Wer sein Vermögen beim vornehmen Bankhaus Metzler verwalten lassen will, muss inzwischen keine Millionen mehr mitbringen. Die Frankfurter Privatbank bietet ihre Expertise über eine Fonds-Vermögensverwaltung nun schon ab 10.000 Euro an.

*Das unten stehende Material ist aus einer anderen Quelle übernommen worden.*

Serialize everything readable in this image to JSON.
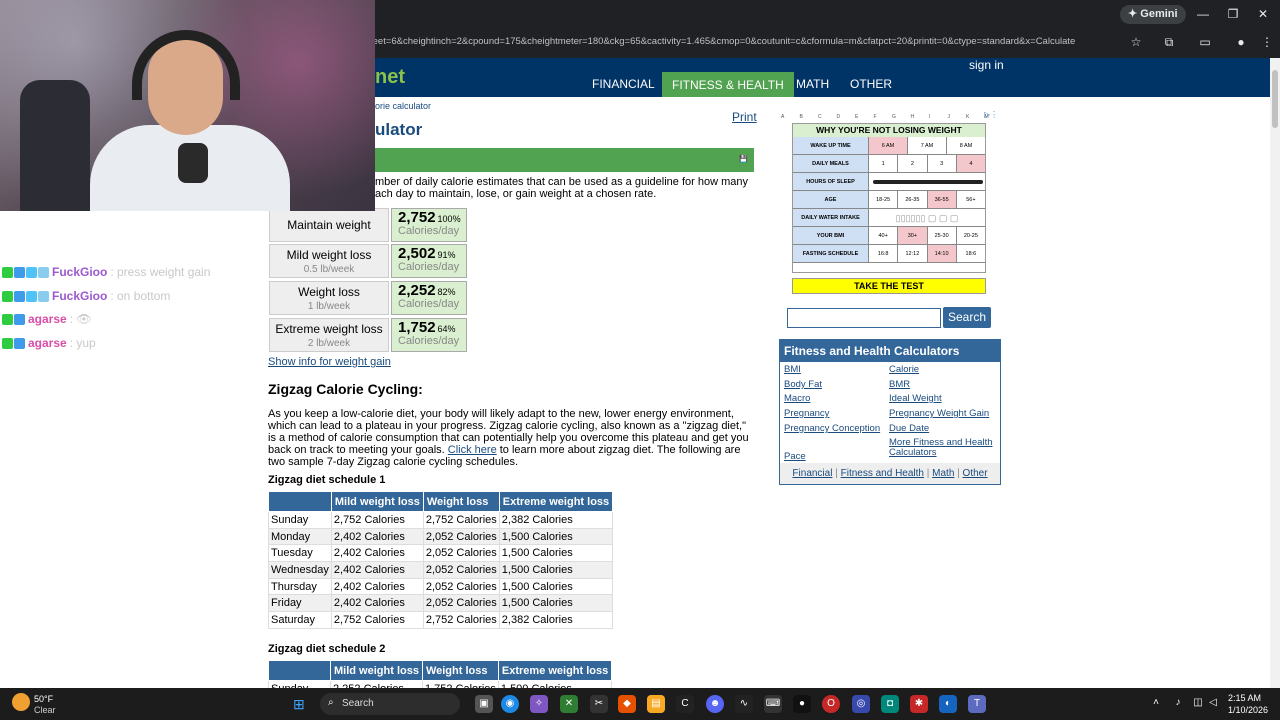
{
  "browser": {
    "gemini_label": "✦ Gemini",
    "url": "feet=6&cheightinch=2&cpound=175&cheightmeter=180&ckg=65&cactivity=1.465&cmop=0&coutunit=c&cformula=m&cfatpct=20&printit=0&ctype=standard&x=Calculate"
  },
  "site": {
    "logo": "net",
    "nav": [
      "FINANCIAL",
      "FITNESS & HEALTH",
      "MATH",
      "OTHER"
    ],
    "signin": "sign in",
    "breadcrumb": "orie calculator",
    "title": "ulator",
    "print": "Print",
    "intro": "mber of daily calorie estimates that can be used as a guideline for how many ach day to maintain, lose, or gain weight at a chosen rate."
  },
  "results": [
    {
      "label": "Maintain weight",
      "sub": "",
      "value": "2,752",
      "pct": "100%",
      "unit": "Calories/day"
    },
    {
      "label": "Mild weight loss",
      "sub": "0.5 lb/week",
      "value": "2,502",
      "pct": "91%",
      "unit": "Calories/day"
    },
    {
      "label": "Weight loss",
      "sub": "1 lb/week",
      "value": "2,252",
      "pct": "82%",
      "unit": "Calories/day"
    },
    {
      "label": "Extreme weight loss",
      "sub": "2 lb/week",
      "value": "1,752",
      "pct": "64%",
      "unit": "Calories/day"
    }
  ],
  "gain_link": "Show info for weight gain",
  "zigzag": {
    "heading": "Zigzag Calorie Cycling:",
    "para_a": "As you keep a low-calorie diet, your body will likely adapt to the new, lower energy environment, which can lead to a plateau in your progress. Zigzag calorie cycling, also known as a \"zigzag diet,\" is a method of calorie consumption that can potentially help you overcome this plateau and get you back on track to meeting your goals.",
    "link": "Click here",
    "para_b": "to learn more about zigzag diet. The following are two sample 7-day Zigzag calorie cycling schedules.",
    "schedule1_title": "Zigzag diet schedule 1",
    "schedule2_title": "Zigzag diet schedule 2",
    "headers": [
      "",
      "Mild weight loss",
      "Weight loss",
      "Extreme weight loss"
    ],
    "schedule1": [
      [
        "Sunday",
        "2,752 Calories",
        "2,752 Calories",
        "2,382 Calories"
      ],
      [
        "Monday",
        "2,402 Calories",
        "2,052 Calories",
        "1,500 Calories"
      ],
      [
        "Tuesday",
        "2,402 Calories",
        "2,052 Calories",
        "1,500 Calories"
      ],
      [
        "Wednesday",
        "2,402 Calories",
        "2,052 Calories",
        "1,500 Calories"
      ],
      [
        "Thursday",
        "2,402 Calories",
        "2,052 Calories",
        "1,500 Calories"
      ],
      [
        "Friday",
        "2,402 Calories",
        "2,052 Calories",
        "1,500 Calories"
      ],
      [
        "Saturday",
        "2,752 Calories",
        "2,752 Calories",
        "2,382 Calories"
      ]
    ],
    "schedule2_first": [
      "Sunday",
      "2,252 Calories",
      "1,752 Calories",
      "1,500 Calories"
    ]
  },
  "ad": {
    "columns": [
      "A",
      "B",
      "C",
      "D",
      "E",
      "F",
      "G",
      "H",
      "I",
      "J",
      "K",
      "M"
    ],
    "title": "WHY YOU'RE NOT LOSING WEIGHT",
    "rows": [
      {
        "label": "WAKE UP TIME",
        "options": [
          "6 AM",
          "7 AM",
          "8 AM"
        ],
        "selected": 0
      },
      {
        "label": "DAILY MEALS",
        "options": [
          "1",
          "2",
          "3",
          "4"
        ],
        "selected": 3
      },
      {
        "label": "HOURS OF SLEEP",
        "options": [],
        "selected": -1
      },
      {
        "label": "AGE",
        "options": [
          "18-25",
          "26-35",
          "36-55",
          "56+"
        ],
        "selected": 2
      },
      {
        "label": "DAILY WATER INTAKE",
        "options": [],
        "selected": -1
      },
      {
        "label": "YOUR BMI",
        "options": [
          "40+",
          "30+",
          "25-30",
          "20-25"
        ],
        "selected": 1
      },
      {
        "label": "FASTING SCHEDULE",
        "options": [
          "16:8",
          "12:12",
          "14:10",
          "18:6"
        ],
        "selected": 2
      }
    ],
    "cta": "TAKE THE TEST"
  },
  "search": {
    "button": "Search",
    "placeholder": ""
  },
  "calcbox": {
    "title": "Fitness and Health Calculators",
    "left": [
      "BMI",
      "Body Fat",
      "Macro",
      "Pregnancy",
      "Pregnancy Conception",
      "Pace"
    ],
    "right": [
      "Calorie",
      "BMR",
      "Ideal Weight",
      "Pregnancy Weight Gain",
      "Due Date",
      "More Fitness and Health Calculators"
    ],
    "footer": [
      "Financial",
      "Fitness and Health",
      "Math",
      "Other"
    ]
  },
  "chat": [
    {
      "user": "FuckGioo",
      "msg": ": press weight gain",
      "color": "#9b59d0"
    },
    {
      "user": "FuckGioo",
      "msg": ": on bottom",
      "color": "#9b59d0"
    },
    {
      "user": "agarse",
      "msg": ": 👁",
      "color": "#d94fa8"
    },
    {
      "user": "agarse",
      "msg": ": yup",
      "color": "#d94fa8"
    }
  ],
  "taskbar": {
    "temp": "50°F",
    "weather": "Clear",
    "search": "Search",
    "time": "2:15 AM",
    "date": "1/10/2026"
  }
}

Anleger können nach Angaben von Metzler unter drei unterschiedlichen Strategien wählen, die sich durch die Aktienfondsquote unterscheiden: entweder rund 30, 50 oder 70 Prozent des Anlagevolumens werden in den internationalen Aktienfonds Metzler Global Selection investiert. Dessen Aktienquote wiederum wird flexibel gesteuert. Die weiteren Anlageklassen wie Staats- und Unternehmensanleihen, Schwellenländeranleihen, besicherte Anleihen (Pfandbriefe) und hochverzinsliche Anleihen sowie Rohstoffaktien und Geldmarktanlagen werden über börsennotierte Indexfonds (Exchange-Traded Funds, ETFs) abgebildet.

Die Gewichtung der einzelnen Klassen nimmt das von Günther Gerstenberger geleiteten Team „Tak-tische Asset-Allokation“ abhängig vom aktuellen Marktumfeld vor, wie die Privatbank weiter schreibt. Zur Begrenzung von Anlagerisiken könne das Gewicht einzelner Anlageklassen auch bis null Prozent reduziert werden.   

Jährliche Gebühren zwischen 1,25 und 1,6 Prozent
Die jährliche Vermögensverwaltungsgebühr beträgt je nach Strategie zwischen 1,25 und 1,6 Prozent. Hinzu kommen noch die Kosten für die ETFs, die 0,18 Prozent pro Transaktion bezogen auf das jeweilige Transaktionsvolumen betragen. Eine Depotgebühr, Ausgabeaufschläge und Tauschgebühren fallen nicht an. Zudem bietet Metzler ein regelmäßiges Reporting.